After Bush, will US travel bounce back?
The US’s $650 billion travel industry is looking forward to a change in the White House after President George W. Bush leaves office, according to news reports.
“While the weak US dollar has put the United States on sale for many travelers, tough border controls and an unfriendly image of the United States abroad may have kept some travelers away.
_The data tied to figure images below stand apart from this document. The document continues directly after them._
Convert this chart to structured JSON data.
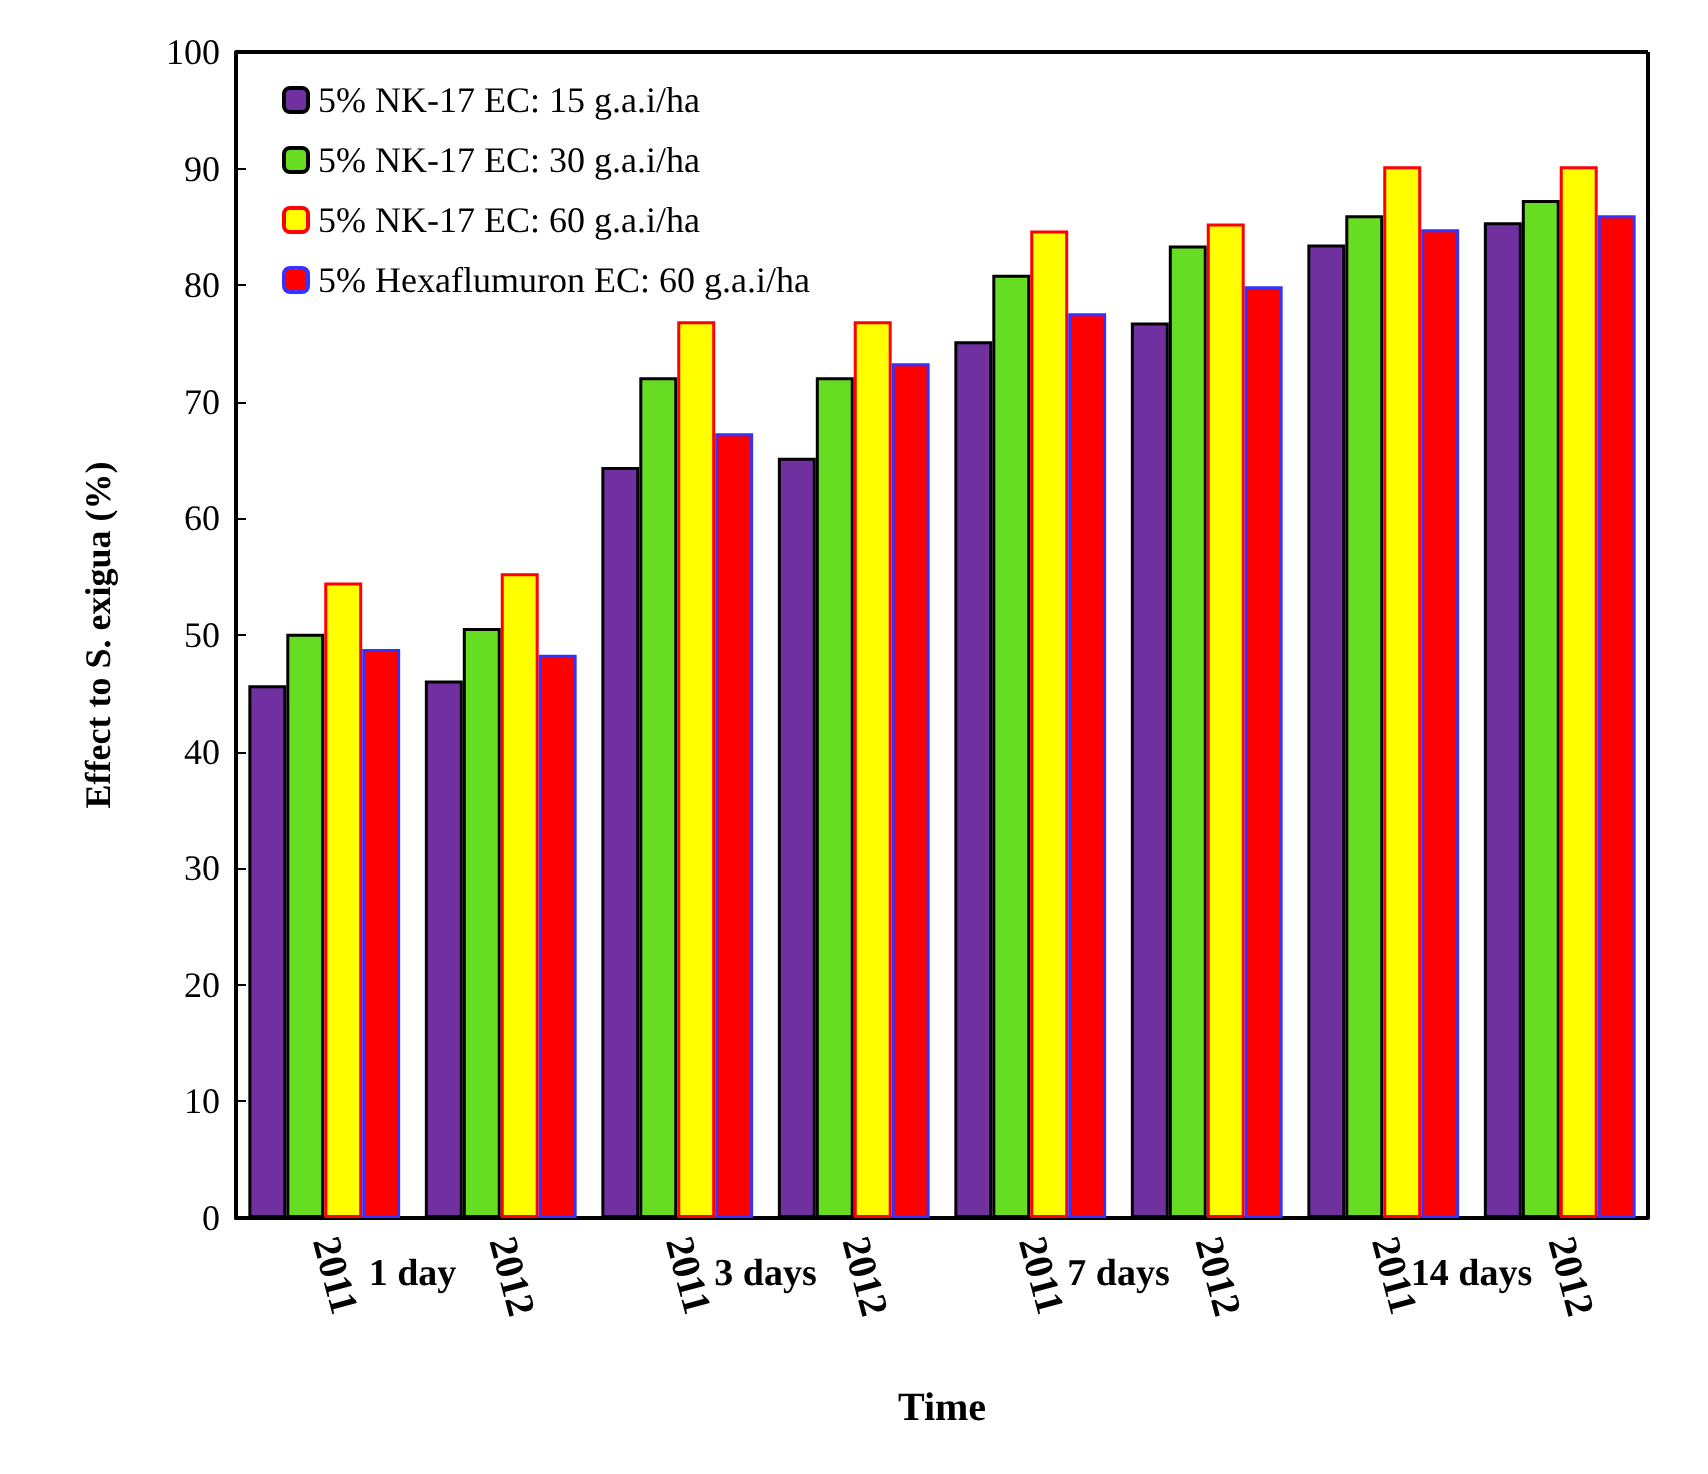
{
  "chart_data": {
    "type": "bar",
    "xlabel": "Time",
    "ylabel": "Effect to S. exigua (%)",
    "categories": [
      "2011",
      "2012",
      "2011",
      "2012",
      "2011",
      "2012",
      "2011",
      "2012"
    ],
    "series": [
      {
        "name": "5% NK-17 EC: 15 g.a.i/ha",
        "color": "#7030a0",
        "values": [
          45.7,
          46.1,
          64.4,
          65.2,
          75.2,
          76.8,
          83.5,
          85.4
        ]
      },
      {
        "name": "5% NK-17 EC: 30 g.a.i/ha",
        "color": "#66dd22",
        "values": [
          50.1,
          50.6,
          72.1,
          72.1,
          80.9,
          83.4,
          86.0,
          87.3
        ]
      },
      {
        "name": "5% NK-17 EC: 60 g.a.i/ha",
        "color": "#ffff00",
        "values": [
          54.5,
          55.3,
          76.9,
          76.9,
          84.7,
          85.3,
          90.2,
          90.2
        ]
      },
      {
        "name": "5% Hexaflumuron EC: 60 g.a.i/ha",
        "color": "#ff0000",
        "values": [
          48.8,
          48.3,
          67.3,
          73.3,
          77.6,
          79.9,
          84.8,
          86.0
        ]
      }
    ],
    "annotations": [
      "1 day",
      "3 days",
      "7 days",
      "14 days"
    ],
    "ylim": [
      0,
      100
    ],
    "yticks": [
      0,
      10,
      20,
      30,
      40,
      50,
      60,
      70,
      80,
      90,
      100
    ],
    "grid": false,
    "legend": "top left"
  }
}
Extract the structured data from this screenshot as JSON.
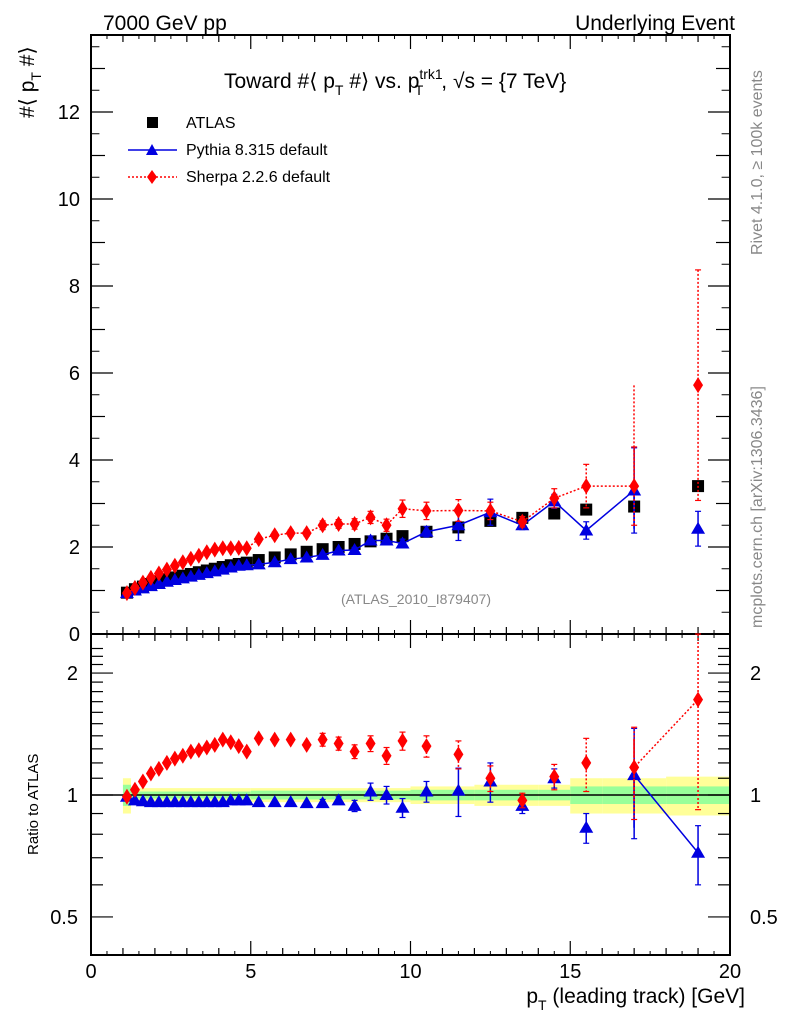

A new administration could help change that,” said Reuters.
Despite the falling dollar, the US has lost 17% market share of international arrivals since the last quarter of 2001, according to Marriott International Inc, the second-largest US hotel company.
“I think you probably need not just a new occupant in the White House, but you probably need some meaningful change in visa policy to get some of that lost share back,” said Arne Sorenson, Marriott’s chief financial officer.
The weak dollar has attracted foreign tourists to various popular US destinations such as New York and Orlando as the slowing US economy threatens to sap domestic travel demand.
“Some of the immigration laws make it difficult for people to enter our country,” said Steven Rudnitsky, chief executive of Ramada and Days Inn operator Wyndham Hotel Group, a unit of Wyndham Worldwide Corp. “We need to make it easier.”
One of the latest controversial moves by the US administration is pressing the 27 governments of the European Union to agree to a range of new security measures for transatlantic travel, including allowing armed guards on all flights from Europe to America by US airlines.
The demand to put armed air marshals on to the flights is part of a travel clampdown by the Bush administration that officials in Brussels described as “blackmail” and “troublesome,” according to The Guardian.
The move could require Europeans and Britons to have US visas if their governments balk at Washington’s requirements.
President George Bush is not idly standing by but is attempting to revive his discredited reputation. His diplomatic passport will acquire a slew of new country stamps during his final year in office as he tries to rebuild the US’s international standing and create a foreign-policy legacy beyond Iraq, said Bloomberg.
The US travel industry is an important part of the country’s economy. It accounts for roughly 5% of gross domestic product and has been growing faster than the overall economy for the last four years, according to data from the Travel Industry Association.